Stanton is a collaborator, playwright, director and adaptor, having worked on and acted in plays from Broadway to Boston. He attended Emerson College and Boston University receiving degrees in acting, theatre education and directing. He is an Associate Member of the Society of Stage Directors and Choreographers.
The play was based on first hand experiences writer Gregory Moss had while living in Florida around the time of Hurricane Katrina in 2005. “[The play] definitely reflects on that event and the sort of systematic government and personal failures that were dealt with around the country,” said Moss. “You can’t dramatize or act the end of the world globally. You just have this one little relationship that is used to understand it.”

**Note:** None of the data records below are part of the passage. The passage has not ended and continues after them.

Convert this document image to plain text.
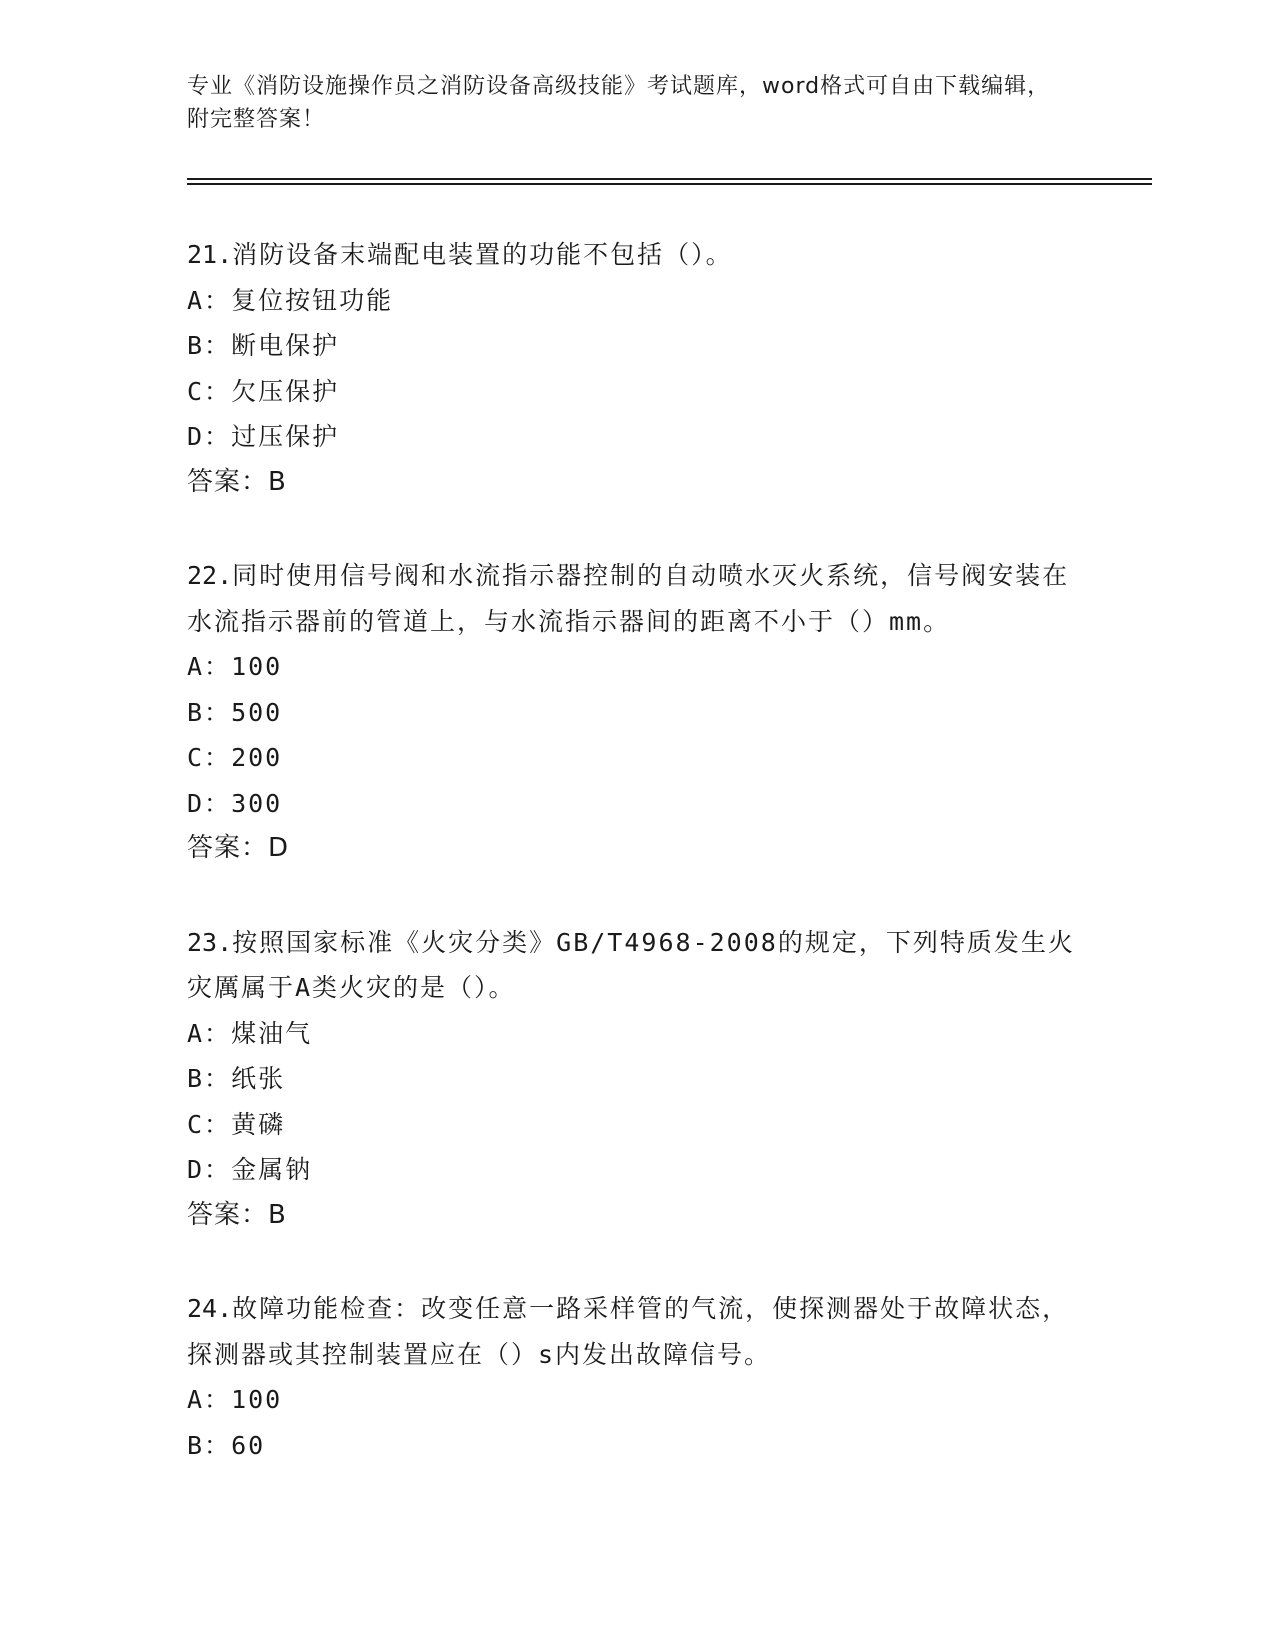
专业《消防设施操作员之消防设备高级技能》考试题库，word格式可自由下载编辑，附完整答案！
21.消防设备末端配电装置的功能不包括（）。
A：复位按钮功能
B：断电保护
C：欠压保护
D：过压保护
答案：B
22.同时使用信号阀和水流指示器控制的自动喷水灭火系统，信号阀安装在水流指示器前的管道上，与水流指示器间的距离不小于（）mm。
A：100
B：500
C：200
D：300
答案：D
23.按照国家标准《火灾分类》GB/T4968-2008的规定，下列特质发生火灾厲属于A类火灾的是（）。
A：煤油气
B：纸张
C：黄磷
D：金属钠
答案：B
24.故障功能检查：改变任意一路采样管的气流，使探测器处于故障状态，探测器或其控制装置应在（）s内发出故障信号。
A：100
B：60
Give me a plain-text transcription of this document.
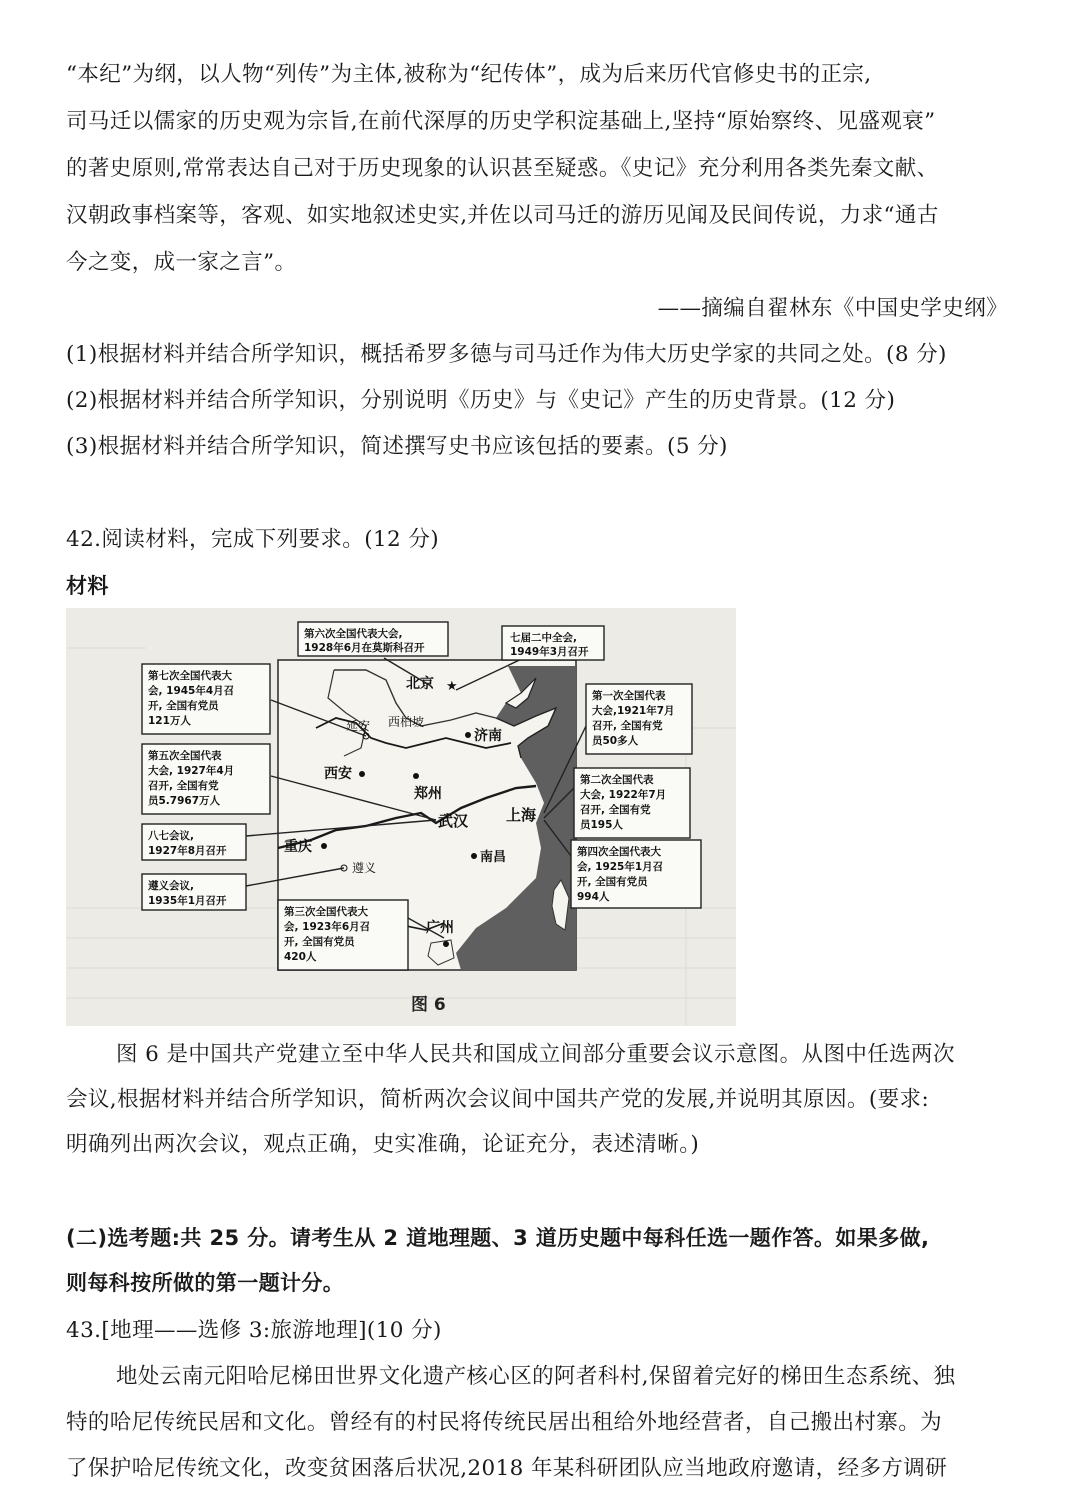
“本纪”为纲，以人物“列传”为主体,被称为“纪传体”，成为后来历代官修史书的正宗,
司马迁以儒家的历史观为宗旨,在前代深厚的历史学积淀基础上,坚持“原始察终、见盛观衰”
的著史原则,常常表达自己对于历史现象的认识甚至疑惑。《史记》充分利用各类先秦文献、
汉朝政事档案等，客观、如实地叙述史实,并佐以司马迁的游历见闻及民间传说，力求“通古
今之变，成一家之言”。
——摘编自翟林东《中国史学史纲》
(1)根据材料并结合所学知识，概括希罗多德与司马迁作为伟大历史学家的共同之处。(8 分)
(2)根据材料并结合所学知识，分别说明《历史》与《史记》产生的历史背景。(12 分)
(3)根据材料并结合所学知识，简述撰写史书应该包括的要素。(5 分)
42.阅读材料，完成下列要求。(12 分)
材料
北京 ★
延安 西柏坡
济南
西安
郑州
武汉	上海
重庆
遵义
南昌
广州
第六次全国代表大会,
1928年6月在莫斯科召开
七届二中全会,
1949年3月召开
第七次全国代表大
会, 1945年4月召
开, 全国有党员
121万人
第一次全国代表
大会,1921年7月
召开, 全国有党
员50多人
第五次全国代表
大会, 1927年4月
召开, 全国有党
员5.7967万人
第二次全国代表
大会, 1922年7月
召开, 全国有党
员195人
八七会议,
1927年8月召开	第四次全国代表大
会, 1925年1月召
开, 全国有党员
994人
遵义会议,
1935年1月召开
第三次全国代表大
会, 1923年6月召
开, 全国有党员
420人
图 6
图 6 是中国共产党建立至中华人民共和国成立间部分重要会议示意图。从图中任选两次
会议,根据材料并结合所学知识，简析两次会议间中国共产党的发展,并说明其原因。(要求:
明确列出两次会议，观点正确，史实准确，论证充分，表述清晰。)
(二)选考题:共 25 分。请考生从 2 道地理题、3 道历史题中每科任选一题作答。如果多做,
则每科按所做的第一题计分。
43.[地理——选修 3:旅游地理](10 分)
地处云南元阳哈尼梯田世界文化遗产核心区的阿者科村,保留着完好的梯田生态系统、独
特的哈尼传统民居和文化。曾经有的村民将传统民居出租给外地经营者，自己搬出村寨。为
了保护哈尼传统文化，改变贫困落后状况,2018 年某科研团队应当地政府邀请，经多方调研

Moss, a graduate of Brown University, is from Newburyport, Mass. He has written numerous plays and worked in film. Both have been shown in many cities in the U.S. and abroad.
The play dives into the unseen and unbelievable that comes along with tragedy. Ana and Mia encounter heaps of trash and rot, along with many dead bodies. “It pushes way into the grotesque for sure, but I still feel like, to me, that there are things that go on in the world that are not so different from that,” Moss said.
The actors and actresses have been working on bring their own instances into their character.
“It is not ‘what is my character doing in this moment’ because there is no time for that thought. It is ‘what am I doing in this moment.’” said Victoria Bucknell on her process of playing Ana.
Carla Kessler, who plays Mia drew some of her own life tragedies into the character. “I thought about 9/11 because I was there that day and I did run away from the buildings. To personalize it really helps.”
The Interrobang Theatre was opened formally in late 2010 by Stanton. “The biggest motivation was that I wanted to have an active role in the community. I wanted to be able make theatre affordable and available to a large audience.”
An interrobang is a punctuation mark combining the question mark and the exclamation point.
“It is used to ask really exciting or intense questions. If you think about asking exciting questions, that’s kind of what theatre does,” said Gregory Owen-Boger, Managing Director of the Interrobang Theatre Project.
Owen-Boger is not new to the theatre scene. He has done everything from acting to directing, touring, writing and composing.
Do not expect to see any Broadway type shows courtesy the Interrobang Theatre. “There are a lot of theaters in this town that do that really really well,” said Stanton. “I think that what we can offer is not what you see on the New York stage. I tend to like the underdog. There are tons and tons of fabulous players and play writes that do not get done. I like championing those kinds of works.”